Hydrogen production with integrated CO2 capture via sorbent enhanced reforming
Date published
Free to read from
Supervisor/s
Journal Title
Journal ISSN
Volume Title
Publisher
Department
Type
ISSN
Format
Citation
Abstract
GTI Energy has been developing a novel process technology for hydrogen production from natural gas with inherent carbon capture. The GTI process, based on sorbent enhanced reforming (SER), has the advantage that it captures CO2 inherently in the process via a pre-combustion technique instead of secondary capture from a flue gas stream. This approach is fundamentally different from conventional technologies such as steam methane reforming (SMR) and autothermal reforming (ATR) which require additional process steps to avoid CO2 emissions.
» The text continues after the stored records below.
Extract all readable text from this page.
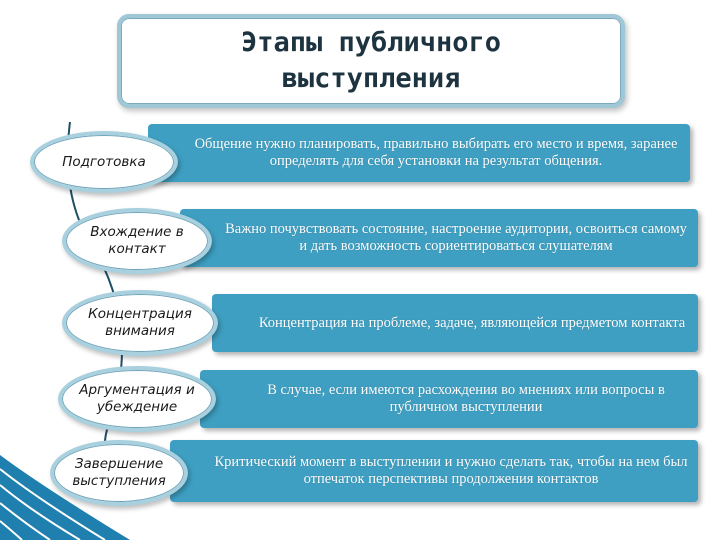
Этапы публичного выступления
Общение нужно планировать, правильно выбирать его место и время, заранее определять для себя установки на результат общения.
Важно почувствовать состояние, настроение аудитории, освоиться самому и дать возможность сориентироваться слушателям
Концентрация на проблеме, задаче, являющейся предметом контакта
В случае, если имеются расхождения во мнениях или вопросы в публичном выступлении
Критический момент в выступлении и нужно сделать так, чтобы на нем был отпечаток перспективы продолжения контактов
Подготовка
Вхождение в контакт
Концентрация внимания
Аргументация и убеждение
Завершение выступления
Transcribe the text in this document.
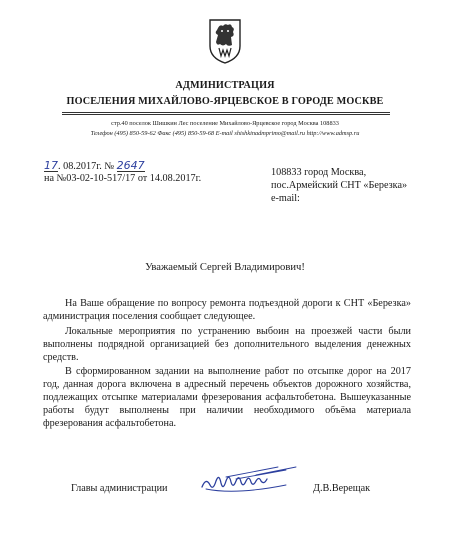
АДМИНИСТРАЦИЯ
ПОСЕЛЕНИЯ МИХАЙЛОВО-ЯРЦЕВСКОЕ В ГОРОДЕ МОСКВЕ
стр.40 поселок Шишкин Лес поселение Михайлово-Ярцевское город Москва 108833
Телефон (495) 850-59-62 Факс (495) 850-59-68 E-mail shishkinadmprimo@mail.ru http://www.admsp.ru
17. 08.2017г. № 2647
на №03-02-10-517/17 от 14.08.2017г.
108833 город Москва,
пос.Армейский СНТ «Березка»
e-mail:
Уважаемый Сергей Владимирович!

На Ваше обращение по вопросу ремонта подъездной дороги к СНТ «Березка» администрация поселения сообщает следующее.

Локальные мероприятия по устранению выбоин на проезжей части были выполнены подрядной организацией без дополнительного выделения денежных средств.

В сформированном задании на выполнение работ по отсыпке дорог на 2017 год, данная дорога включена в адресный перечень объектов дорожного хозяйства, подлежащих отсыпке материалами фрезерования асфальтобетона. Вышеуказанные работы будут выполнены при наличии необходимого объёма материала фрезерования асфальтобетона.

Главы администрации	Д.В.Верещак
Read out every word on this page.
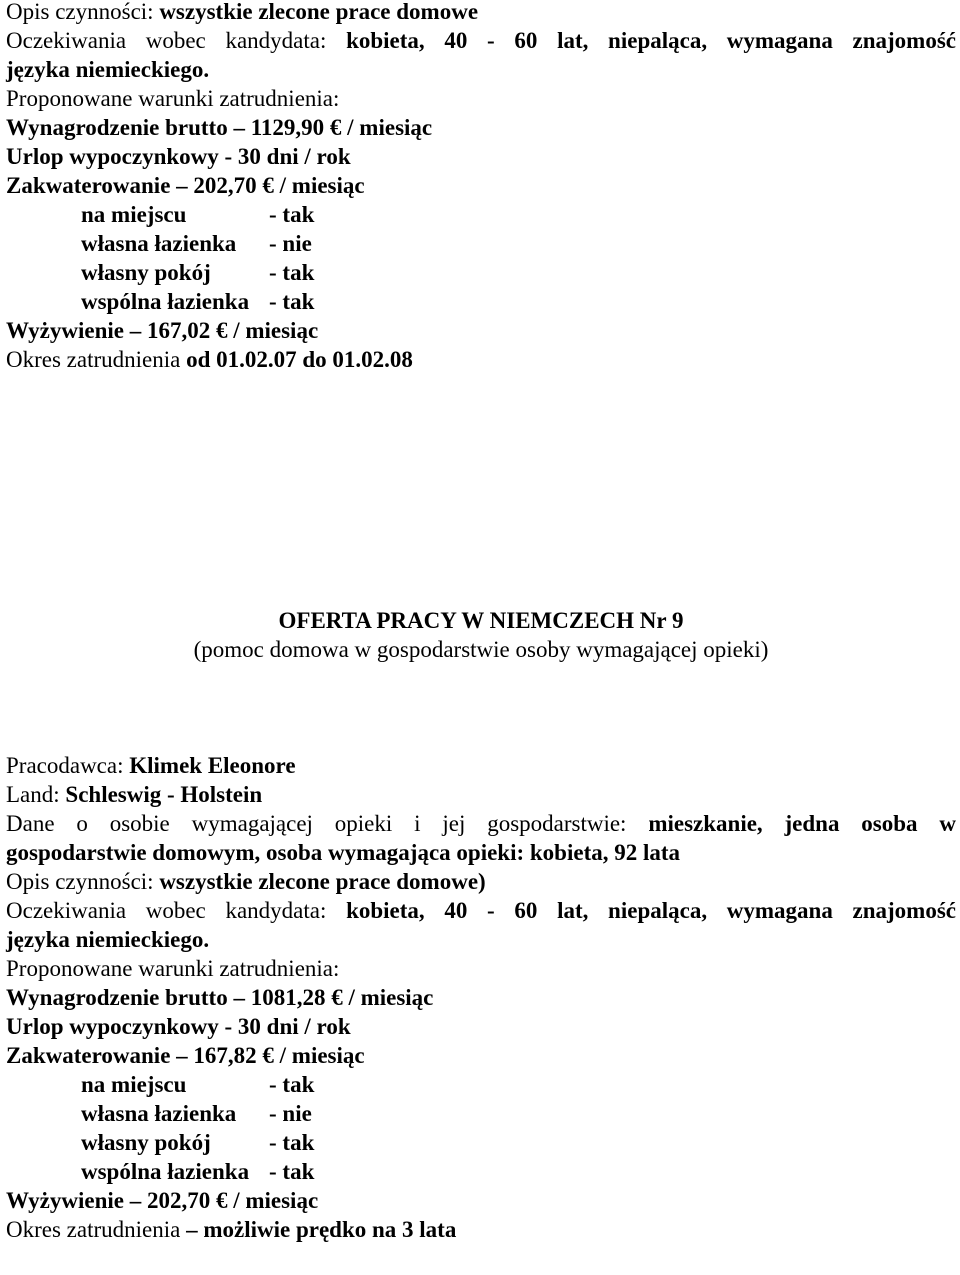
Opis czynności: wszystkie zlecone prace domowe
Oczekiwania wobec kandydata: kobieta, 40 - 60 lat, niepaląca, wymagana znajomość
języka niemieckiego.
Proponowane warunki zatrudnienia:
Wynagrodzenie brutto – 1129,90 € / miesiąc
Urlop wypoczynkowy - 30 dni / rok
Zakwaterowanie – 202,70 € / miesiąc
na miejscu	- tak
własna łazienka - nie
własny pokój	- tak
wspólna łazienka - tak
Wyżywienie – 167,02 € / miesiąc
Okres zatrudnienia od 01.02.07 do 01.02.08
OFERTA PRACY W NIEMCZECH Nr 9
(pomoc domowa w gospodarstwie osoby wymagającej opieki)
Pracodawca: Klimek Eleonore
Land: Schleswig - Holstein
Dane o osobie wymagającej opieki i jej gospodarstwie: mieszkanie, jedna osoba w
gospodarstwie domowym, osoba wymagająca opieki: kobieta, 92 lata
Opis czynności: wszystkie zlecone prace domowe)
Oczekiwania wobec kandydata: kobieta, 40 - 60 lat, niepaląca, wymagana znajomość
języka niemieckiego.
Proponowane warunki zatrudnienia:
Wynagrodzenie brutto – 1081,28 € / miesiąc
Urlop wypoczynkowy - 30 dni / rok
Zakwaterowanie – 167,82 € / miesiąc
na miejscu	- tak
własna łazienka - nie
własny pokój	- tak
wspólna łazienka - tak
Wyżywienie – 202,70 € / miesiąc
Okres zatrudnienia – możliwie prędko na 3 lata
The inherent carbon capture capability results in step-out economics of the GTI process.
The GTI process is based on GTI’s Hydrogen Generator (CHG) technology which converts natural gas and steam into H2 and CO2 in separate streams. The inherent carbon capture in the GTI process leads to its higher carbon capture potential, its substantially lower capital cost (by 40-60%) and substantially smaller footprint compared to the conventional approaches, resulting in overall lower levelized cost of hydrogen (by 10-30%). In its optimized configuration, carbon capture rates over 97.5%, with 10% lower levelized cost of hydrogen (LCOH) and ~50% reduction in CAPEX compared to conventional SMR with CO2 capture are achievable. By relaxing the carbon capture rate to 96%, a LCOH ~20% lower than the SMR case can be achieved. LCOH and CAPEX advantages of the process compared to Autothermal Reforming (ATR) are even more pronounced. Development of the process technology is currently supported by the U.S. Department of Energy (DOE) and by the U.K. Department for Business, Energy, and Industrial Strategy (BEIS). DOE has been supporting the development and operation of a 0.071 MWth pilot plant at GTI’s main test facility near Chicago, USA, to demonstrate the process chemistry and fluidized bed operation. Under BEIS funding, a team comprised of Cranfield University, GTI Energy, and Doosan Babcock has been developing a 1 MWth pilot plant at a dedicated new test site at Cranfield University in the UK (“HyPER Project”).